Everyone always goes to the grill, which I don’t understand. The grill has stadium food: hamburgers, hot dogs and calzones, which always reminds me of the calzone episode in Seinfeld. No calzone I have ever seems to match that. Television has ruined me.

I much prefer the other sections, with roast ham and pineapple sauce, with curried rice and beef stroganoff-like stews. I rarely know what I’m getting. I usually just point at trays and go, “Yeah, I’ll have some of that.”

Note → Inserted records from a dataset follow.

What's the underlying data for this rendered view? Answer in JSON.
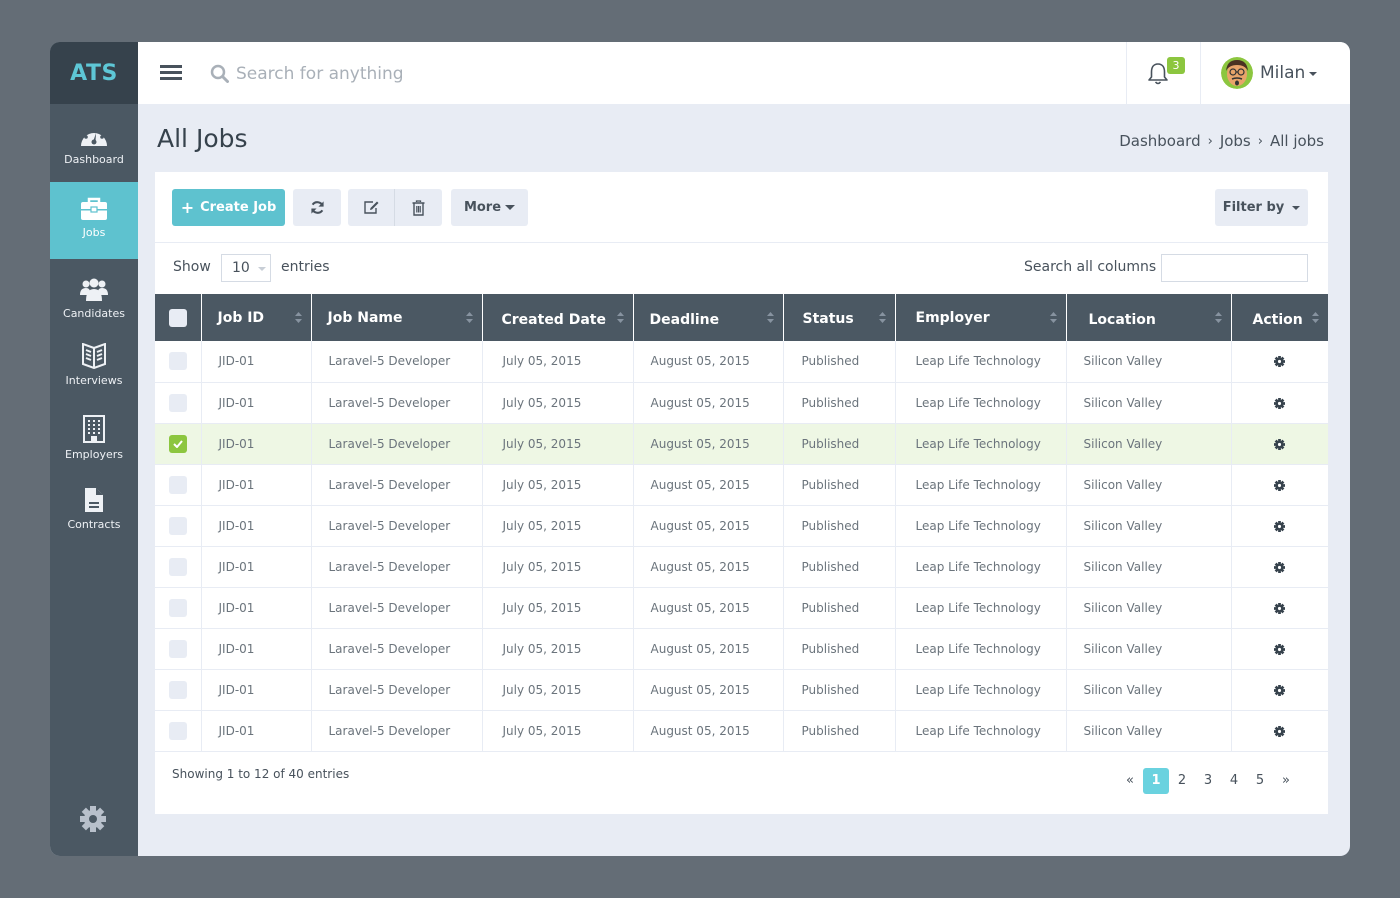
{
  "app": {
    "logo": "ATS"
  },
  "sidebar": {
    "items": [
      {
        "label": "Dashboard",
        "icon": "dashboard-icon"
      },
      {
        "label": "Jobs",
        "icon": "briefcase-icon",
        "active": true
      },
      {
        "label": "Candidates",
        "icon": "users-icon"
      },
      {
        "label": "Interviews",
        "icon": "book-icon"
      },
      {
        "label": "Employers",
        "icon": "building-icon"
      },
      {
        "label": "Contracts",
        "icon": "document-icon"
      }
    ],
    "settings_icon": "gear-icon"
  },
  "topbar": {
    "search_placeholder": "Search for anything",
    "notification_count": "3",
    "user_name": "Milan"
  },
  "page": {
    "title": "All Jobs",
    "breadcrumb": [
      "Dashboard",
      "Jobs",
      "All jobs"
    ]
  },
  "toolbar": {
    "create_label": "Create Job",
    "more_label": "More",
    "filter_label": "Filter by"
  },
  "table_controls": {
    "show_label": "Show",
    "entries_label": "entries",
    "page_length": "10",
    "search_label": "Search all columns",
    "search_value": ""
  },
  "table": {
    "columns": [
      "Job ID",
      "Job Name",
      "Created Date",
      "Deadline",
      "Status",
      "Employer",
      "Location",
      "Action"
    ],
    "rows": [
      {
        "id": "JID-01",
        "name": "Laravel-5 Developer",
        "created": "July 05, 2015",
        "deadline": "August 05, 2015",
        "status": "Published",
        "employer": "Leap Life Technology",
        "location": "Silicon Valley",
        "checked": false
      },
      {
        "id": "JID-01",
        "name": "Laravel-5 Developer",
        "created": "July 05, 2015",
        "deadline": "August 05, 2015",
        "status": "Published",
        "employer": "Leap Life Technology",
        "location": "Silicon Valley",
        "checked": false
      },
      {
        "id": "JID-01",
        "name": "Laravel-5 Developer",
        "created": "July 05, 2015",
        "deadline": "August 05, 2015",
        "status": "Published",
        "employer": "Leap Life Technology",
        "location": "Silicon Valley",
        "checked": true
      },
      {
        "id": "JID-01",
        "name": "Laravel-5 Developer",
        "created": "July 05, 2015",
        "deadline": "August 05, 2015",
        "status": "Published",
        "employer": "Leap Life Technology",
        "location": "Silicon Valley",
        "checked": false
      },
      {
        "id": "JID-01",
        "name": "Laravel-5 Developer",
        "created": "July 05, 2015",
        "deadline": "August 05, 2015",
        "status": "Published",
        "employer": "Leap Life Technology",
        "location": "Silicon Valley",
        "checked": false
      },
      {
        "id": "JID-01",
        "name": "Laravel-5 Developer",
        "created": "July 05, 2015",
        "deadline": "August 05, 2015",
        "status": "Published",
        "employer": "Leap Life Technology",
        "location": "Silicon Valley",
        "checked": false
      },
      {
        "id": "JID-01",
        "name": "Laravel-5 Developer",
        "created": "July 05, 2015",
        "deadline": "August 05, 2015",
        "status": "Published",
        "employer": "Leap Life Technology",
        "location": "Silicon Valley",
        "checked": false
      },
      {
        "id": "JID-01",
        "name": "Laravel-5 Developer",
        "created": "July 05, 2015",
        "deadline": "August 05, 2015",
        "status": "Published",
        "employer": "Leap Life Technology",
        "location": "Silicon Valley",
        "checked": false
      },
      {
        "id": "JID-01",
        "name": "Laravel-5 Developer",
        "created": "July 05, 2015",
        "deadline": "August 05, 2015",
        "status": "Published",
        "employer": "Leap Life Technology",
        "location": "Silicon Valley",
        "checked": false
      },
      {
        "id": "JID-01",
        "name": "Laravel-5 Developer",
        "created": "July 05, 2015",
        "deadline": "August 05, 2015",
        "status": "Published",
        "employer": "Leap Life Technology",
        "location": "Silicon Valley",
        "checked": false
      }
    ]
  },
  "footer": {
    "info": "Showing 1 to 12 of 40 entries",
    "prev": "«",
    "next": "»",
    "pages": [
      "1",
      "2",
      "3",
      "4",
      "5"
    ],
    "current_page": "1"
  },
  "colors": {
    "accent": "#5ec2cf",
    "sidebar": "#4b5863",
    "success": "#8cc63f",
    "selected_row": "#eef7e4"
  }
}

When I can’t find anything in the plethora of trays, I usually turn to the soup section, a Starbucks “cream and sugar” booth-sized stand smack in the middle of everything. There’s usually a good soup, and the substantial amount of cracker packs means you always have fun eating it. Aren’t you disappointed with soup and no crackers? It seems like that’s one of those childhood imprints we carry into adulthood. Soup with crackers is a must, just like Oreos and milk. If there’s a cream of anything, I go for that. Cream of anything is better. Broccoli is awful, a vegetable I decry the food of anti-unicorns, destroyers of rainbows and everything beautiful. But when creamed, it’s reasonably tasty, telling me, “Hey, it’s cool man. I’m just on my way to your stomach, but I’ll totally taste delicious on the way down. No worries bro.” My favourite soup is cream of cauliflower and cheese, a match made in a bountiful food afterlife. The bowls are cool too. Holding them while waiting in the UBCcard swipe line makes me feel like a Jedi, focusing the force into an energy ball of heat and destruction. Okay, so that sounds more like a Sith than a Jedi, but the point stands.

While the soups are fantastic, they’re usually a backup, a reliable ace ready to jump into battle when the call arises. Soup is the retired cop, called into action when no one steps up, when the team can’t get it done. Soup has character, but lacks the flare to be number one, the flare to be a fighter. And that’s why I go with roast beef, because roast beef can put up the gloves and get it done, can leave a healthy smile on my face that only a good meal can. And so my food mantra is proclaimed:

All I want is roast beef, but a good soup will do.